Tuesday, April 27, 2010

The General

 


Janet Charters; Illustrated by Michael Foreman

I think it's so cool that today's publishing companies will occasionally reprint anniversary editions of terrific books that truly deserve a fresh run. Random House reprinted Little Blue and Little Yellow just last year, opening a whole new set of eyes to this classic.  And now thanks to Candlewick Press, we can celebrate Michael Foreman's debut picture book, originally published in 1961. I had no idea this book existed, and I'm so thankful that I was around for the reissue.  
 
General Jodhpur desperately wanted to become the most famous general in the world and have his success be admired by all the other generals. To achieve his goal, he demanded his soldiers work hard every day. He was very regimented and insisted upon strict marching practices, diligent gun maintenance and smartly pressed uniforms.  Everything was going according to his plan, until ....

General Jodhpur was out riding in the country one morning, when he was suddenly thrown from his mount. Luckily for him, he landed uninjured upon on an expanse of soft grass. Instead of rising immediately, the general began to appreciate his surroundings. He was startled to realize how beautiful the forest was, and the abundance of wildlife that roamed the land.
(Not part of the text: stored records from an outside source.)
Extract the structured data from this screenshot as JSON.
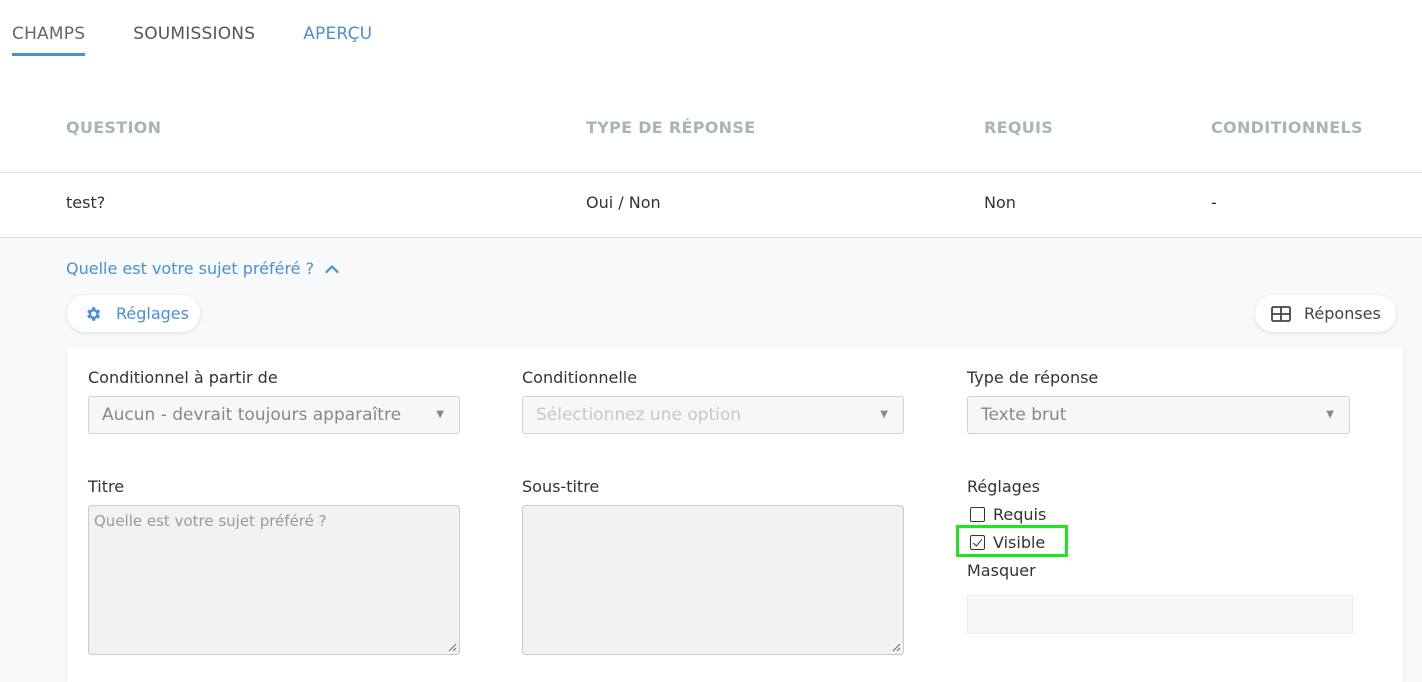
{
  "tabs": [
    {
      "label": "CHAMPS"
    },
    {
      "label": "SOUMISSIONS"
    },
    {
      "label": "APERÇU"
    }
  ],
  "table": {
    "headers": [
      "QUESTION",
      "TYPE DE RÉPONSE",
      "REQUIS",
      "CONDITIONNELS"
    ],
    "rows": [
      [
        "test?",
        "Oui / Non",
        "Non",
        "-"
      ]
    ]
  },
  "expanded": {
    "question_link": "Quelle est votre sujet préféré ?",
    "settings_button": "Réglages",
    "responses_button": "Réponses",
    "fields": {
      "conditional_from_label": "Conditionnel à partir de",
      "conditional_from_value": "Aucun - devrait toujours apparaître",
      "conditional_label": "Conditionnelle",
      "conditional_placeholder": "Sélectionnez une option",
      "response_type_label": "Type de réponse",
      "response_type_value": "Texte brut",
      "title_label": "Titre",
      "title_placeholder": "Quelle est votre sujet préféré ?",
      "subtitle_label": "Sous-titre",
      "subtitle_value": "",
      "settings_label": "Réglages",
      "required_label": "Requis",
      "required_checked": false,
      "visible_label": "Visible",
      "visible_checked": true,
      "hide_label": "Masquer",
      "hide_value": ""
    }
  },
  "colors": {
    "accent": "#4a90d9",
    "highlight": "#1ee61e",
    "header_text": "#a9b3bb"
  }
}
As he walked on, he discovered field mice and squirrels, many types of birds and bees lazily buzzing through fields of wonderful flowers. The general was spellbound by what he had previously failed to notice.    
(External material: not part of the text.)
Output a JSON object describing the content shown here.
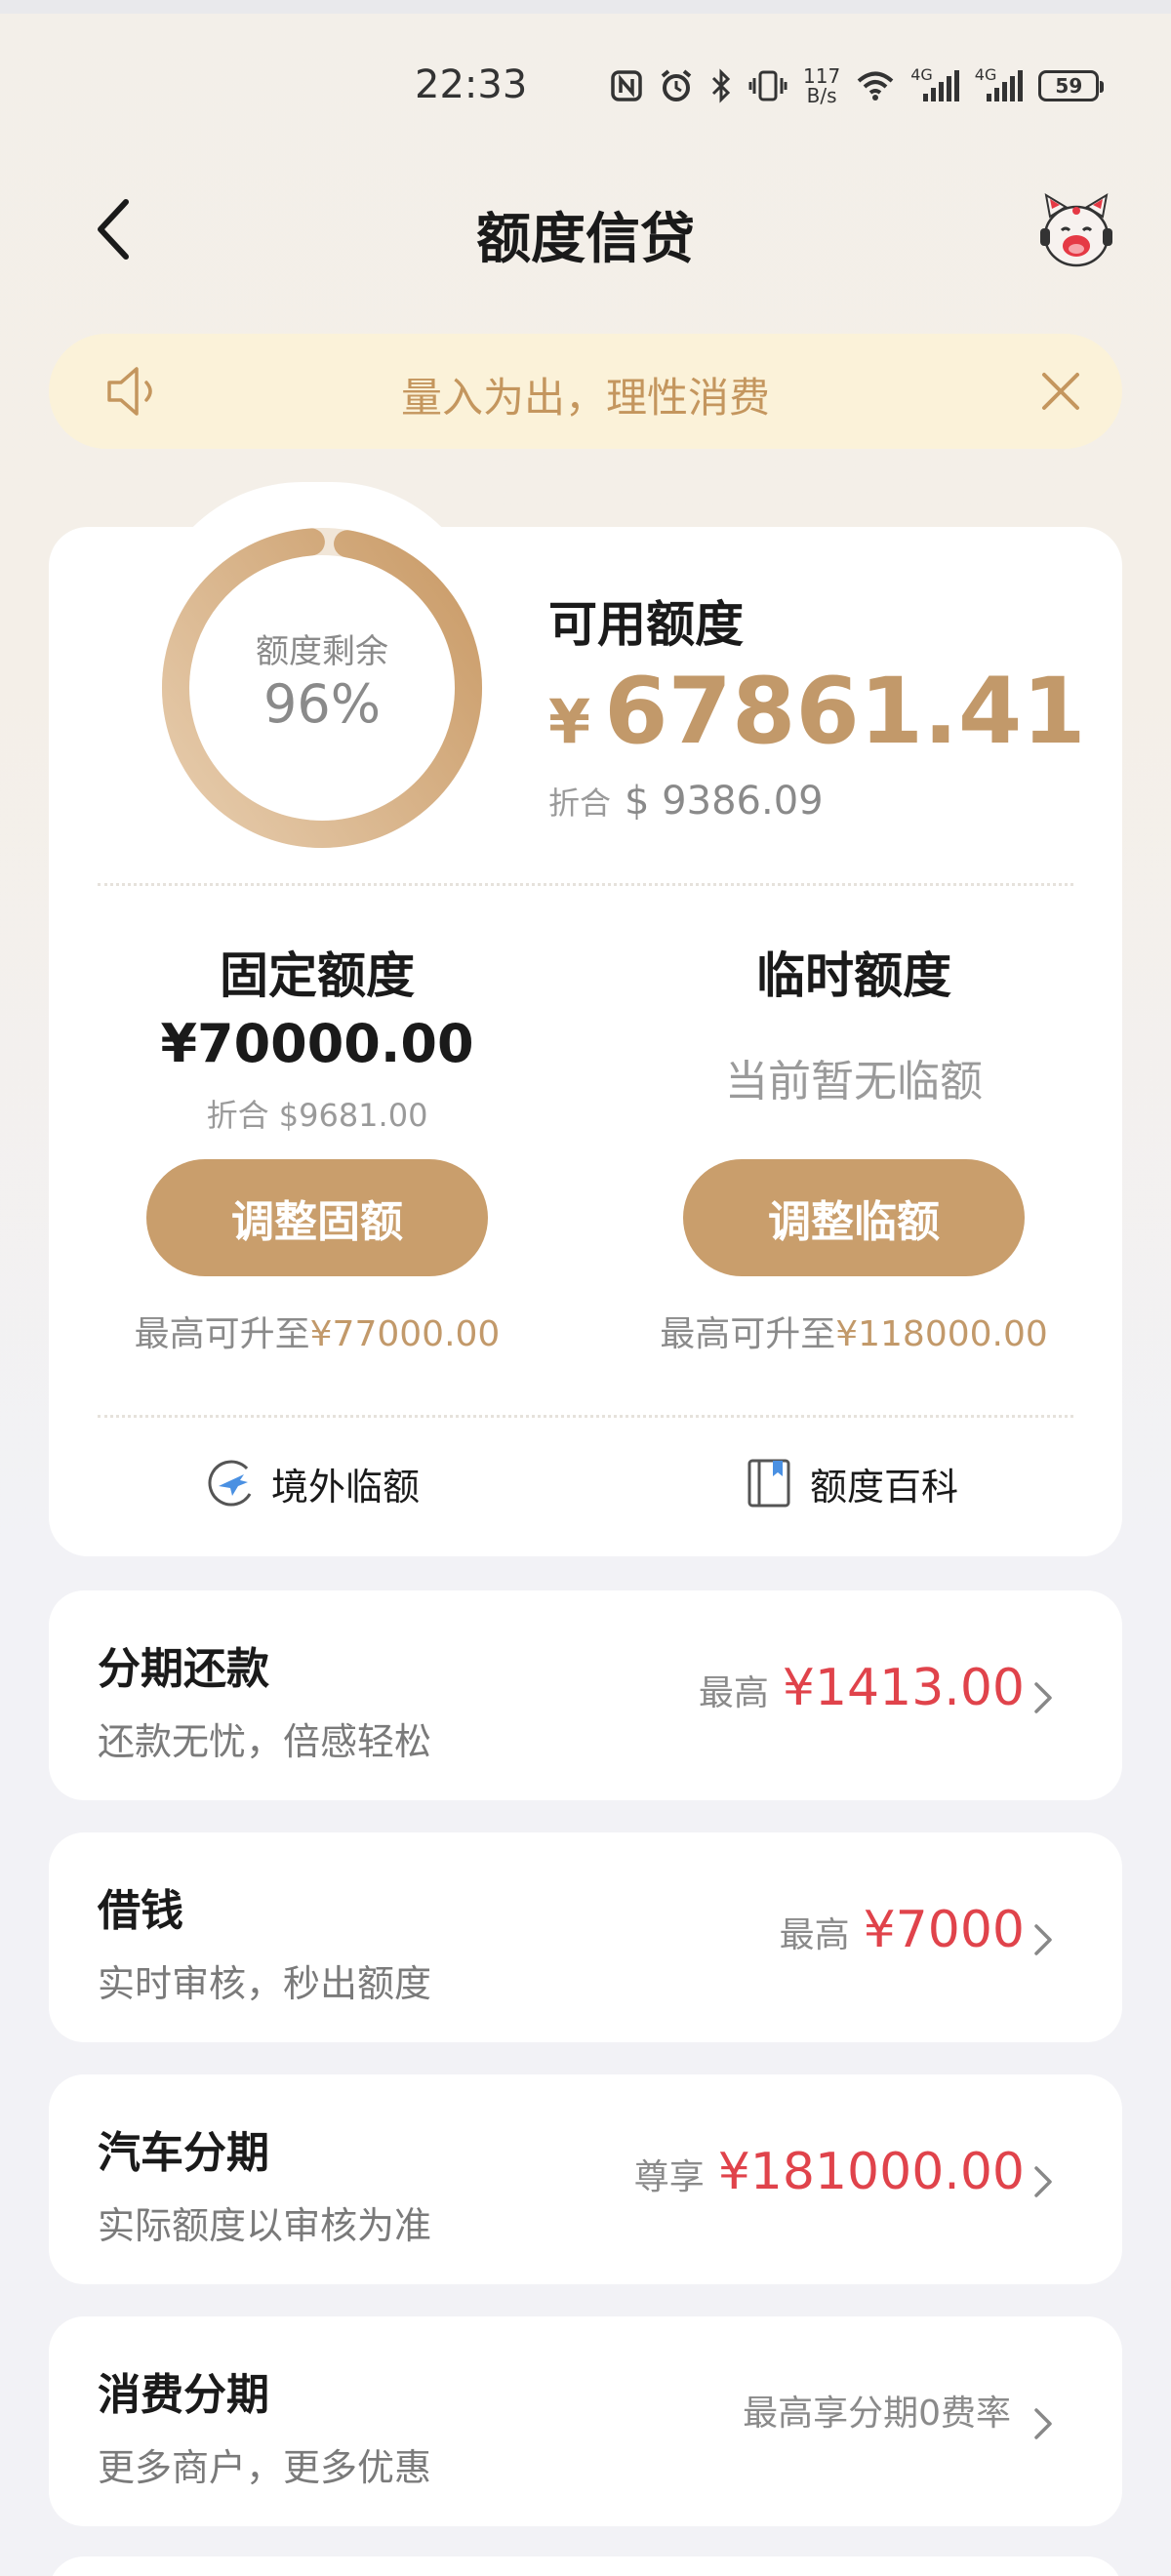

General Jodhpur's woodland experience truly opened his eyes; he realized he no longer wanted to reign over an army that wrought destruction.  The next morning, he announced to his men that the army would disband and they would no longer harm or frighten any creatures again. The new goal would be to make his country the most beautiful in the world!  All his people worked hard to turn the army camp into a thriving city. The farmers grew vegetables and fruit in their fields and the fisherman returned to their boats.  General Jodhpur's people were very happy and his land was lush.   

The strange happenings in General Jodhpur's country spread around the world. Two important generals contacted him, asking if they could see for themselves these incredible changes.  When the generals visited and saw how content his people were and how beautiful his lands were, they declared General Jodhpur "the most famous general in the whole world."  So he did achieve his original goal, but in a vastly different way!

Obviously, the book was written with the intended message that peace triumphs over war. I don't care for preachy books, but this one manages to avoid that path while still presenting its point of view. Glorious, wonderful watercolors from Michael Foreman clearly show why this book was chosen to be reissued as a 50th Anniversary Edition.  The scans above just don't do justice to how beautiful the pages appear when held in your hands; the illustration are bold and luminous, not washed out or dull. This book really is a "Celebration of Peace and Beauty" - both in written word and by brush stroke.  

Review copy provided by Candlewick Press.